Date: 2005-05-05 12:32 pm (UTC)
From: [identity profile] j4.livejournal.com
Got here via [livejournal.com profile] lnr -- hope you don't mind me commenting. What you're saying doesn't sound silly at all to me (but then I do suffer from depression, likewise have done for over 10 years).

It is a struggle, and no, it's not fair that for some people it should be a struggle while for others it just seems "silly" that there should be any problem... but life's not fair. *shrug* Doesn't make the problem any less if you do feel it.

So I've decided that it's something I'll just have to keep fighting, because I'm b*ggered if I'm going to just lie down and do nothing and let it kick me to death. I didn't ask to get this crappy illness, and I don't have to take it lying down. So my strategy -- for what it's worth -- is basically just willing myself every day to do just one thing, even if it's something small, to break the can't-do-anything feeling. And some days it feels like those dreams where you're trying to run or fight or something but you feel like you're running through treacle, or when you fight you feel like you're fighting underwater ... do you get those dreams? I used to write "to-do" lists that started with "get up", so if I got as far as getting out of bed I could tick one thing off the list. Like most things, sometimes it helped, sometimes it didn't... but it's better than nothing.
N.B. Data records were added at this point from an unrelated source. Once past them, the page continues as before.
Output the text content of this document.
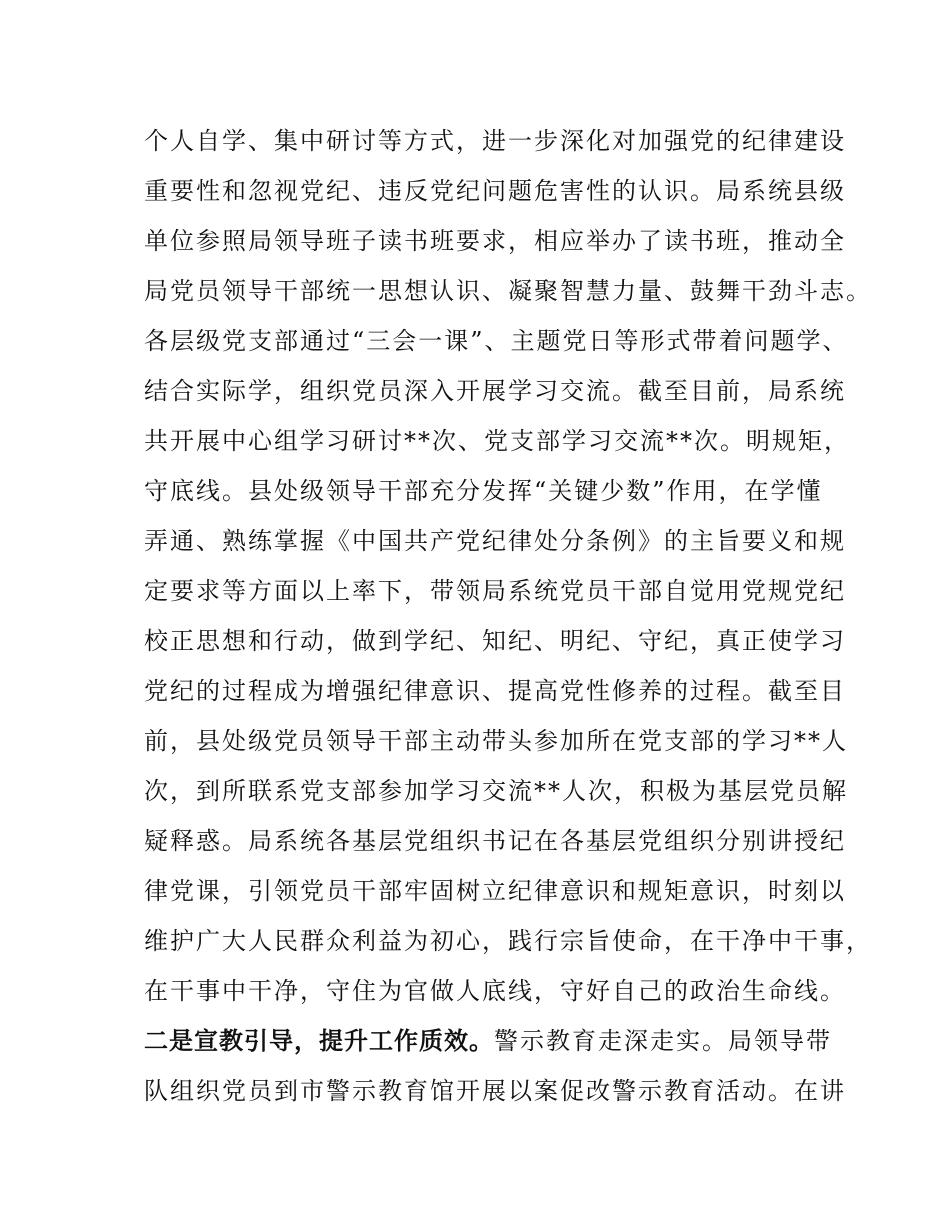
个人自学、集中研讨等方式，进一步深化对加强党的纪律建设
重要性和忽视党纪、违反党纪问题危害性的认识。局系统县级
单位参照局领导班子读书班要求，相应举办了读书班，推动全
局党员领导干部统一思想认识、凝聚智慧力量、鼓舞干劲斗志。
各层级党支部通过“三会一课”、主题党日等形式带着问题学、
结合实际学，组织党员深入开展学习交流。截至目前，局系统
共开展中心组学习研讨**次、党支部学习交流**次。明规矩，
守底线。县处级领导干部充分发挥“关键少数”作用，在学懂
弄通、熟练掌握《中国共产党纪律处分条例》的主旨要义和规
定要求等方面以上率下，带领局系统党员干部自觉用党规党纪
校正思想和行动，做到学纪、知纪、明纪、守纪，真正使学习
党纪的过程成为增强纪律意识、提高党性修养的过程。截至目
前，县处级党员领导干部主动带头参加所在党支部的学习**人
次，到所联系党支部参加学习交流**人次，积极为基层党员解
疑释惑。局系统各基层党组织书记在各基层党组织分别讲授纪
律党课，引领党员干部牢固树立纪律意识和规矩意识，时刻以
维护广大人民群众利益为初心，践行宗旨使命，在干净中干事，
在干事中干净，守住为官做人底线，守好自己的政治生命线。
二是宣教引导，提升工作质效。警示教育走深走实。局领导带
队组织党员到市警示教育馆开展以案促改警示教育活动。在讲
Fortunately my job is the kind of thing where so long as I can drag my butt into the office it doesn't really matter if I'm less productive some days so long as I can make it up on other days... it helps in some ways, because I have to get out of bed and get to work even if I feel like death on toast -- I've convinced myself that that bit is non-negotiable -- and once I'm up and doing something where I have to see other people, the chances of me managing to do something else are higher. If your job relies on making phone calls all the time just to get business then I'm impressed you can do it at all -- even when I'm at my best, phone-calls stress me out, there's no way I could do something that needed me to be that pro-active. So go you! :-) You're doing more than a lot of people could manage.

And no, I'm not naturally optimistic. And I'm a bit of a mess. But I'm also bloody stubborn. :-) Good luck & keep fighting!

Date: 2005-05-05 08:54 pm (UTC)
From: [identity profile] chickenfeet2003.livejournal.com
No problem withthe comments. Thanks. And your LJ bio made me laugh.